Population synthesis with geographic coordinates
Jacopo Lenti, Lorenzo Costantini, Ariadna Fosch, Anna Monticelli, David Scala, Marco Pangallo
TL;DR
This work addresses the challenge of generating geolocated synthetic populations with coordinates while preserving data privacy. It introduces a NF+VAE generative framework that first maps geographic coordinates into a latent space with Normalizing Flows and then learns a joint spatial–non-spatial representation with a Variational Autoencoder to produce synthetic populations. The authors propose an evaluation protocol across fidelity, utility, and privacy, and demonstrate superior performance of NF+VAE over baselines on large, real-world datasets, including mortgage data and Airbnb listings. The approach enables fine-grained, privacy-preserving geolocated data for ABMs in flood risk, epidemic spread, evacuation planning, and transport modeling, offering a scalable and adaptable alternative to coarse geographic aggregates.
Abstract
It is increasingly important to generate synthetic populations with explicit coordinates rather than coarse geographic areas, yet no established methods exist to achieve this.
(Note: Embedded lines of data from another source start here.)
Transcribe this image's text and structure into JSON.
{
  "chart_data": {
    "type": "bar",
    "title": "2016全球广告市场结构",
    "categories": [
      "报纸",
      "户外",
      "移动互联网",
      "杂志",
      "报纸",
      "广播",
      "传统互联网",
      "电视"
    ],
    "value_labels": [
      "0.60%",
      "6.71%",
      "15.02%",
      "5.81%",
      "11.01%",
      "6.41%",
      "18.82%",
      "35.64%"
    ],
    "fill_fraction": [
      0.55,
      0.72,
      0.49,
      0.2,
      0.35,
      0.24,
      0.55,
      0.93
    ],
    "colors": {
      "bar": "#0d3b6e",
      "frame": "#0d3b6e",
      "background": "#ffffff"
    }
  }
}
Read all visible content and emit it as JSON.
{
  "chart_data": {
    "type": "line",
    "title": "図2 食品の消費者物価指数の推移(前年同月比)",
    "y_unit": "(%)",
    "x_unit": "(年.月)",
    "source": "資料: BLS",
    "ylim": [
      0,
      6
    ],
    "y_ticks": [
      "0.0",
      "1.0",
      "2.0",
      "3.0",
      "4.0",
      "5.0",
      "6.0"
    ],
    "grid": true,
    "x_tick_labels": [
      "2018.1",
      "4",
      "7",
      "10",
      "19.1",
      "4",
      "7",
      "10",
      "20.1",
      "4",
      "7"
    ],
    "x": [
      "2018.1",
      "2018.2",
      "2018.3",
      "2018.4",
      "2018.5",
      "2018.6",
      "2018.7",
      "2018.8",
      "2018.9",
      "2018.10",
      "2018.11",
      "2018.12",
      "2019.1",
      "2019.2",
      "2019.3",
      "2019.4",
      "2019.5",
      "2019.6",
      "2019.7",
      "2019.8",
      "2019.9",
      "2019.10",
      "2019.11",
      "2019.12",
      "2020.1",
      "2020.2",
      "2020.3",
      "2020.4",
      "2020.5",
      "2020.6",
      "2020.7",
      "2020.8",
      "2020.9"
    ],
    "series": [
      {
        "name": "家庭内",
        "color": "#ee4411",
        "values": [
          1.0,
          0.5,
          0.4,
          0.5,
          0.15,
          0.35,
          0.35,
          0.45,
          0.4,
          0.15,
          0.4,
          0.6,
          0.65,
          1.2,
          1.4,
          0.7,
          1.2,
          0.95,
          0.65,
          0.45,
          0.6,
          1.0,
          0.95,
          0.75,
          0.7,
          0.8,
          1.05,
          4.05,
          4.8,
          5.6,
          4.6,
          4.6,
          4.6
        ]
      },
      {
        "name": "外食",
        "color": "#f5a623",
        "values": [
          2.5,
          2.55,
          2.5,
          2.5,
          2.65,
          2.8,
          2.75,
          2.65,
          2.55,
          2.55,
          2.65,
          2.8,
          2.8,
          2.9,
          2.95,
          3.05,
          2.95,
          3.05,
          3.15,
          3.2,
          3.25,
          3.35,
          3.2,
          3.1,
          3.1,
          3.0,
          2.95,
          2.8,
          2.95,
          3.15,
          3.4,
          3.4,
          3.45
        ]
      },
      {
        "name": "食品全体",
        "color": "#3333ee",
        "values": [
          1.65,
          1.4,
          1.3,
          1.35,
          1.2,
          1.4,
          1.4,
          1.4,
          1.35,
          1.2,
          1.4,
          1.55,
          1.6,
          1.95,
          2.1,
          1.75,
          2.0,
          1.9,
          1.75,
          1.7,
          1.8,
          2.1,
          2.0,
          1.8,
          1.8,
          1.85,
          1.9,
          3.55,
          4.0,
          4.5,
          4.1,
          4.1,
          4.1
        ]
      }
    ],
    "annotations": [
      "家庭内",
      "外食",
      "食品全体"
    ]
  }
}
One reason is that latitude and longitude differ from other continuous variables, exhibiting large empty spaces and highly uneven densities. To address this, we propose a population synthesis algorithm that first maps spatial coordinates into a more regular latent space using Normalizing Flows (NF), and then combines them with other features in a Variational Autoencoder (VAE) to generate synthetic populations. This approach also learns the joint distribution between spatial and non-spatial features, exploiting spatial autocorrelations. We demonstrate the method by generating synthetic homes with the same statistical properties of real homes in 121 datasets, corresponding to diverse geographies. We further propose an evaluation framework that measures both spatial accuracy and practical utility, while ensuring privacy preservation. Our results show that the NF+VAE architecture outperforms popular benchmarks, including copula-based methods and uniform allocation within geographic areas. The ability to generate geolocated synthetic populations at fine spatial resolution opens the door to applications requiring detailed geography, from household responses to floods, to epidemic spread, evacuation planning, and transport modeling.